Melihat kasus ini, alat bukti yang kuat bagi hakim untuk mengambil putusan
adalah keterangan ahli dan petunjuk (barang bukti) sebab belum adanya saksi fakta
yang melihat dengan jelas jessica menaruh sianida ke dalam kopi mirna. Gambar
pada cctv pun tidak memperlihatkan Jessica sedang menaruh sesuatu ke dalam kopi
milik mirna. Para ahli didatangkan oleh Jaksa dan Kuasa hukum Jessica. Ahli
kriminologi, psikologi, psikiater, patologi forensik, toksikologi memberi
keterangan terkait ilmunya pada persidangan. Bahkan seorang ahli patologi
forensik didatangkan dari Australia.
Berbicara
mengenai saksi ahli yang memberikan keterangan untuk meringankan ataupun memberatkan
terdakwa, yang menjadi fokus adalah keterangan dari saksi ahli patologi
forensik dan toksikolog (ahli racun). Sebab basic ilmunya mengarah pada
kematian mirna yang disebabkan karena keracunan.
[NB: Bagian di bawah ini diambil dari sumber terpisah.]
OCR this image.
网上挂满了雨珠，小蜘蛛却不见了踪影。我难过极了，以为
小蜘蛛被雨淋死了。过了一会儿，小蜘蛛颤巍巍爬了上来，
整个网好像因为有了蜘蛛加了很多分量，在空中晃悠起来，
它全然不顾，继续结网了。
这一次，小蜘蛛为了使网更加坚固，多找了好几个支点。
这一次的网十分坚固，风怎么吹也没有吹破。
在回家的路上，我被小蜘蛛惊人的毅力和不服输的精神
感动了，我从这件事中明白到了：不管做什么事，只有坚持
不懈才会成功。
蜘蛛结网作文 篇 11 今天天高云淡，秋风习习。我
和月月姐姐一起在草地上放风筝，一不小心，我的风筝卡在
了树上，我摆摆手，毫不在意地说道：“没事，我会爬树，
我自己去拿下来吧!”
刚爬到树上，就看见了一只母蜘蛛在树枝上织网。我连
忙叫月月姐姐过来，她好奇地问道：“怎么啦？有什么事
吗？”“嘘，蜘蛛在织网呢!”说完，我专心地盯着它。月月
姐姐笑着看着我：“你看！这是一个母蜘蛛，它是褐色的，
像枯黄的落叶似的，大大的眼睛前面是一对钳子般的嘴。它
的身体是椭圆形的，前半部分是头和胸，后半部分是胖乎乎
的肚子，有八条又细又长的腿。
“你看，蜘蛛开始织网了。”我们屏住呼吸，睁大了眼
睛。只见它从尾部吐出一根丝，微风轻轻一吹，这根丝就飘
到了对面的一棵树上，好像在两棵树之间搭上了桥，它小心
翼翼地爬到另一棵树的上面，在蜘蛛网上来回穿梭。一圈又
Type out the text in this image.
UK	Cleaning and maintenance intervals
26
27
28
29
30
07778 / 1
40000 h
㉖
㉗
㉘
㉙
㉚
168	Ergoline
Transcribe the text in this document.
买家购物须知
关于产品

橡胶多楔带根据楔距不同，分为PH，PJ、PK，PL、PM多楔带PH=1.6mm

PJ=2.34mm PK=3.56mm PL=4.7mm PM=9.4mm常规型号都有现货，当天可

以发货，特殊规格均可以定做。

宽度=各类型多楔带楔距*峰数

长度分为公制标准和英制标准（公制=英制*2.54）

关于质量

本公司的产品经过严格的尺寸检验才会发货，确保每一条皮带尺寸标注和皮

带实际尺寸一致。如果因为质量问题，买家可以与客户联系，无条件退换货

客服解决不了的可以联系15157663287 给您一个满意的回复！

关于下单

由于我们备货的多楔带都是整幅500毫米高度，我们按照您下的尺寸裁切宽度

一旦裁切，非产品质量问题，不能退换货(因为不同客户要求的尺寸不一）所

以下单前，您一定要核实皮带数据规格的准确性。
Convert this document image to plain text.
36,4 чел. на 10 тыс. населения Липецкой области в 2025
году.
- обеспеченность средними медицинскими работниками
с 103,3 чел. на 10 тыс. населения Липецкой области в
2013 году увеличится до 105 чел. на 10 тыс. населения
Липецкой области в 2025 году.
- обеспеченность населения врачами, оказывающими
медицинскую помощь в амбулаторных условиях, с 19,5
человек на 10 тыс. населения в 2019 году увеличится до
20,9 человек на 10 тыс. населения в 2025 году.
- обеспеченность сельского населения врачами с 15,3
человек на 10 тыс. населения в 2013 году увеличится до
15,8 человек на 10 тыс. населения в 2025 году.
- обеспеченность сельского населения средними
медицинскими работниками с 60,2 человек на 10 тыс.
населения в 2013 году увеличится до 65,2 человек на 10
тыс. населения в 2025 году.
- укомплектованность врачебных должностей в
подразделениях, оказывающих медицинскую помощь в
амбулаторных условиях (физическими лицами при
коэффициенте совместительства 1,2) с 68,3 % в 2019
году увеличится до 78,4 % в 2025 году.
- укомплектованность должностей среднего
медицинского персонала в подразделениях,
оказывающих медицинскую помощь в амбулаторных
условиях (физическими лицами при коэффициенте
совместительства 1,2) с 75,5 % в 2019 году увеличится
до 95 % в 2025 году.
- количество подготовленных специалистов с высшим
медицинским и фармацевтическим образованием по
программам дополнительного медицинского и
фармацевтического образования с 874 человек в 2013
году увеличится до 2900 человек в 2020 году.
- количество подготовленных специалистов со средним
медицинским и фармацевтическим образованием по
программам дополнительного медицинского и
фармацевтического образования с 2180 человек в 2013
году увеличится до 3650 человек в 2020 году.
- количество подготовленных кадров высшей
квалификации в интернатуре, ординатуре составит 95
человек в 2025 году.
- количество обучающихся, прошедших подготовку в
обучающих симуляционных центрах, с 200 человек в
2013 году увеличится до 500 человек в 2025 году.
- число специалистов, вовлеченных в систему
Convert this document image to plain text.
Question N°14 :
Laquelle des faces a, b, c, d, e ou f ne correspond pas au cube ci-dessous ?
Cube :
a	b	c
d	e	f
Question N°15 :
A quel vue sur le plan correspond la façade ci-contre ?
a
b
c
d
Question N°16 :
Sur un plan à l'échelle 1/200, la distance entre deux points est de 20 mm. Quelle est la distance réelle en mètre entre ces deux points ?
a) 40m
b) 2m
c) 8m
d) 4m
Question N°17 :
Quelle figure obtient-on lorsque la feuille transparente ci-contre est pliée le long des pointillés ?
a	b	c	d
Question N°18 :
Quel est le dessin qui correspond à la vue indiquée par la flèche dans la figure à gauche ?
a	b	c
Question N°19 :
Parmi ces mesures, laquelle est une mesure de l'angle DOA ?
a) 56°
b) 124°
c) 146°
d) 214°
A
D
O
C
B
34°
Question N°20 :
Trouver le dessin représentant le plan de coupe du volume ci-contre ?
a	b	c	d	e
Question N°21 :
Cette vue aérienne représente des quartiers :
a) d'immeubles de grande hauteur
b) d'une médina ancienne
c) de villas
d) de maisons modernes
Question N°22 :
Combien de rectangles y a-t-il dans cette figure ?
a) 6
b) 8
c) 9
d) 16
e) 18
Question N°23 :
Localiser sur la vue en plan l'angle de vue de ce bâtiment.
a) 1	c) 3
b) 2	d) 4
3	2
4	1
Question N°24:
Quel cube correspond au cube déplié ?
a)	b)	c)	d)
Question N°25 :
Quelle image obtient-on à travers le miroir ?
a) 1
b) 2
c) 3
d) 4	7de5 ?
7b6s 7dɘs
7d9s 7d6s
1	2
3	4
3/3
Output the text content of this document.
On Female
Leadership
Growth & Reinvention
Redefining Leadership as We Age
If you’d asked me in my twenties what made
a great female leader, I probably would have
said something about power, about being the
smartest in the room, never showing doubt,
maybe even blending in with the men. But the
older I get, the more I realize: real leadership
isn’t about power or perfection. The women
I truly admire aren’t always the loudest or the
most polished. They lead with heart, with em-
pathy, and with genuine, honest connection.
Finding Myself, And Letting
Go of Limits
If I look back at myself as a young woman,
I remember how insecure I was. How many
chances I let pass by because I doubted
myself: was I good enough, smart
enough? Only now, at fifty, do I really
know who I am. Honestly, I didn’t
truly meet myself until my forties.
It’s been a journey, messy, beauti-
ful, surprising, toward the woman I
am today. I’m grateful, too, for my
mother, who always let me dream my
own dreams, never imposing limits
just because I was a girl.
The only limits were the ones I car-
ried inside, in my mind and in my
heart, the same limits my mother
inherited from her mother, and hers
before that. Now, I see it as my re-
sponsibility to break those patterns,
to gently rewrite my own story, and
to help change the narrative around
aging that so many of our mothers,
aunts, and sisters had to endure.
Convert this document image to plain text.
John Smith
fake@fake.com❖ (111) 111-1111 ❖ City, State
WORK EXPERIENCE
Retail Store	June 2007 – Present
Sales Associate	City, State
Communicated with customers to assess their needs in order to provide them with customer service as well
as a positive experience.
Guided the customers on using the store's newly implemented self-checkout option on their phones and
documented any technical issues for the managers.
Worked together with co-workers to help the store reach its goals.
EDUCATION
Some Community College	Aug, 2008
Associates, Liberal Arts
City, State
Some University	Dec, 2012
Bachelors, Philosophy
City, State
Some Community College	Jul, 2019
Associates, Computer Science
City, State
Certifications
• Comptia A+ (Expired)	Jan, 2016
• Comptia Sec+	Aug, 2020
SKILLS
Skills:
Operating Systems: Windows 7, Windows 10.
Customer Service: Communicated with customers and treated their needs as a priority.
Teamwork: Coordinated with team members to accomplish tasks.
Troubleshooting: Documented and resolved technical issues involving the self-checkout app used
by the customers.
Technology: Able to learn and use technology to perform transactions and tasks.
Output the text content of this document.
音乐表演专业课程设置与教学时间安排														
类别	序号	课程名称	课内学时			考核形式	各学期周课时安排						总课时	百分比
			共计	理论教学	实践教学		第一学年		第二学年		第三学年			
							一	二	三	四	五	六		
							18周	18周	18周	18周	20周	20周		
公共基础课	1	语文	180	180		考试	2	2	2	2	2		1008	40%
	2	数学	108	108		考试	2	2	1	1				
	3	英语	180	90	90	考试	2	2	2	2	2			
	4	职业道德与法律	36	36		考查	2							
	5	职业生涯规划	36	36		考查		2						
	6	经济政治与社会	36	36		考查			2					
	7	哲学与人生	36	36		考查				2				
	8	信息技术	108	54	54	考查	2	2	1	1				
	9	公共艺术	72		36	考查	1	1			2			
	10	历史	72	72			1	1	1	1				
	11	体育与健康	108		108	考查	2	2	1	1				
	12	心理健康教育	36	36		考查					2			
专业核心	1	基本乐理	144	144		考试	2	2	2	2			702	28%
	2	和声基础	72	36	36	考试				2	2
Hal-hal yang perlu diketahui
sebelum mendiagnosis seseorang itu keracunan adalah pemeriksaan kedokteran forensik
(meliputi pemeriksaan luar dan dalam) serta tanda dan gejala korban. Jika tidak
dilakukan pemeriksaan dalam dan luar pada jenazah maka tidak dapat disimpulkan
penyebab kematian korban.
Pada
pemeriksaan bagian luar jenazah, dapat tercium bau amandel yang sangat khas
untuk korban keracunan sianida. Dapat tercium dengan cara menekan dada mayat
sehingga akan keluar gas dari mulut dan hidung. Bau tersebut harus cepat dapat
ditentukan karena indra penciuman cepat teradaptasi sehingga tidak dapat
membaui bau khas tersebut. Pada pemeriksaan bedah jenazah (otopsi) dapat
tercium bau amandel yang khas pada waktu membuka rongga dada, perut, dan otak
serta lambung (bila racun melalui mulut) darah, otot, dan penampang tubuh dapat
berwarna merah terang. Dapat ditemukan juga kelainan pada mukosa lambung berupa
korosi dan berwarna merah kecokelatan karena terbentuk hematin alkali dan pada
perabaa mukosa licin seperti sabun. Sementara itu tanda dan gejala seseorang keracunan
sianida adalah sianosis pada wajah dan bibir, busa keluar dari mulut, dan lebam
mayat berwarna terang(merah) karena darah vena kaya akan oksigen.
Jika
dilihat dari aspek kedokteran forensik, tidak dilakukannya autopsi menjadi
penyebab kematian mirna tidak dapat disimpulkan. Ini merupakan dogma atau
aturan dalam ilmu kedokteran forensik. Dari aspkek hukum, susah ditemukan
kebenaran materil dalam kasus ini. Kemungkinan Jessica bebas di pengadilan
sangat besar. Kasus ini bisa dibuktikan secara materil, saksi, dan fakta serta
harus ada pengakuan dari pelakunya. Sejauh ini pembuktiaan yang dilakukan oleh
polisi dalam kasus ini hanyalah asumsi belaka.
Jelaslah
Jessica adalah bukti ketidakadilan sistem peradilan indonesia. Seharusnya ia
segera dibebaskan secara hukum mengingat alat bukti yang tidak cukup kuat untuk
mendakwahnya. Ditahan berhari-hari dalam kurungan dan di hantui oleh
tuduhan-tuduhan yang belum dipastikan kebenarannya. Ini jelas membuat psikologi
nya terganggu dan dapat menimbulkan stres berat.
Timbul
banyak pertanyaan dalam benak kita terkait kasus ini, apakah benar mirna mati
karena sianida? Siapakah yang melihat Jessica menaruh sianida ke dalam kopi
mirna? lantas mengapa perkara ini tetap berlanjut hingga sidang ke-19 tanpa
saksi fakta? adakah indikasi oknum yang ingin memanfaatkan kasus ini demi
kepentingannya? ataukah jessica korban dari tersangka yang sebenarnya?
Amar
putusan ada ditangan hakim. Hakimlah yang berhak menjatuhkan pidana kepada
seseorang terdakwa. Disini diperlukan keyakinan hakim. Keyakinan hakim tersebut
harus timbul dari alat bukti. Keyakinan yang timbul karena hal-hal lain
(mis.melihat tampang, gerak-gerik atau riwayat yang jelek dari terdakwa) bukan
merupakan keyakinan seperti yang dikehendaki undang-undang. Semoga saja hakim
bijaksana dalam memutuskan perkara ini, apakah jessica ditetapkan sebagai
tersangka dengan pasal pembunuhan berencana ataukah bebas secara hukum karena
bukti yang ada belum cukup kuat untuk membuatnya menjadi tersangka.